Yet another remake of the romantic classic Wuthering Heights. It's a book I've read several times, and each time it's a rich tapestry of mood, nuance, thwarted emotions, sexual tension and passionate unrequited love.
Now we have Margo Robbie who looks like a blonde hausfrau rather than the wild dark slip of a girl that was Cathy, (and at 35 she's too old looking IMO) a soundtrack from Hell and a Fifty Shades of Shagfest. I mean, this shouldn't be allowed. Half the magic of the original was the passion between Healthcliff and Cathy, the doomed love affair that never really was. I don't want to see Heathcliff's thrutching buttocks or Cathy's tits. I want my own imagination to run barefoot through the whole movie.
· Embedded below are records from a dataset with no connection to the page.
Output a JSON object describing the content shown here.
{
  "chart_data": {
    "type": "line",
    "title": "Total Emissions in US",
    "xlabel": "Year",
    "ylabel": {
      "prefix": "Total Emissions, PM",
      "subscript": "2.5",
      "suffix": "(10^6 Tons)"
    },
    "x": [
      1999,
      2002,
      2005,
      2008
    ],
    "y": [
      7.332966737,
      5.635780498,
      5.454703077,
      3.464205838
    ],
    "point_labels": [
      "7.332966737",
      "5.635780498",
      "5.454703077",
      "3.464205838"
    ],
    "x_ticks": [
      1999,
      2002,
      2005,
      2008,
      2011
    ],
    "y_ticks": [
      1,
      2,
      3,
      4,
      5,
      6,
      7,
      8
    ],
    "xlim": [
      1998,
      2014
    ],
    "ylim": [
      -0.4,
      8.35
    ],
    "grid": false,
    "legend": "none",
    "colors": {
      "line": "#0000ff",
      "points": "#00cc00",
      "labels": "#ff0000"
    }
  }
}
That bouquet looks like one of those cheap Temu nappy things you buy shaped as flowers.
Magica said
Feb 9 10:24 PM, 2026
Couldn't agree more. Why do they keep messing with great films.
Yet another remake of the romantic classic Wuthering Heights. It's a book I've read several times, and each time it's a rich tapestry of mood, nuance, thwarted emotions, sexual tension and passionate unrequited love.
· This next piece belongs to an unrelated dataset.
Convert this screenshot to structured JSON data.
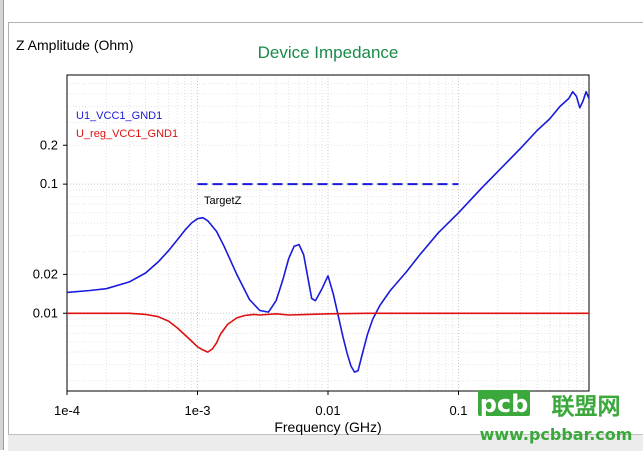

Now we have Margo Robbie who looks like a blonde hausfrau rather than the wild dark slip of a girl that was Cathy, (and at 35 she's too old looking IMO) a soundtrack from Hell and a Fifty Shades of Shagfest. I mean, this shouldn't be allowed. Half the magic of the original was the passion between Healthcliff and Cathy, the doomed love affair that never really was. I don't want to see Heathcliff's thrutching buttocks or Cathy's tits. I want my own imagination to run barefoot through the whole movie.
That bouquet looks like one of those cheap Temu nappy things you buy shaped as flowers.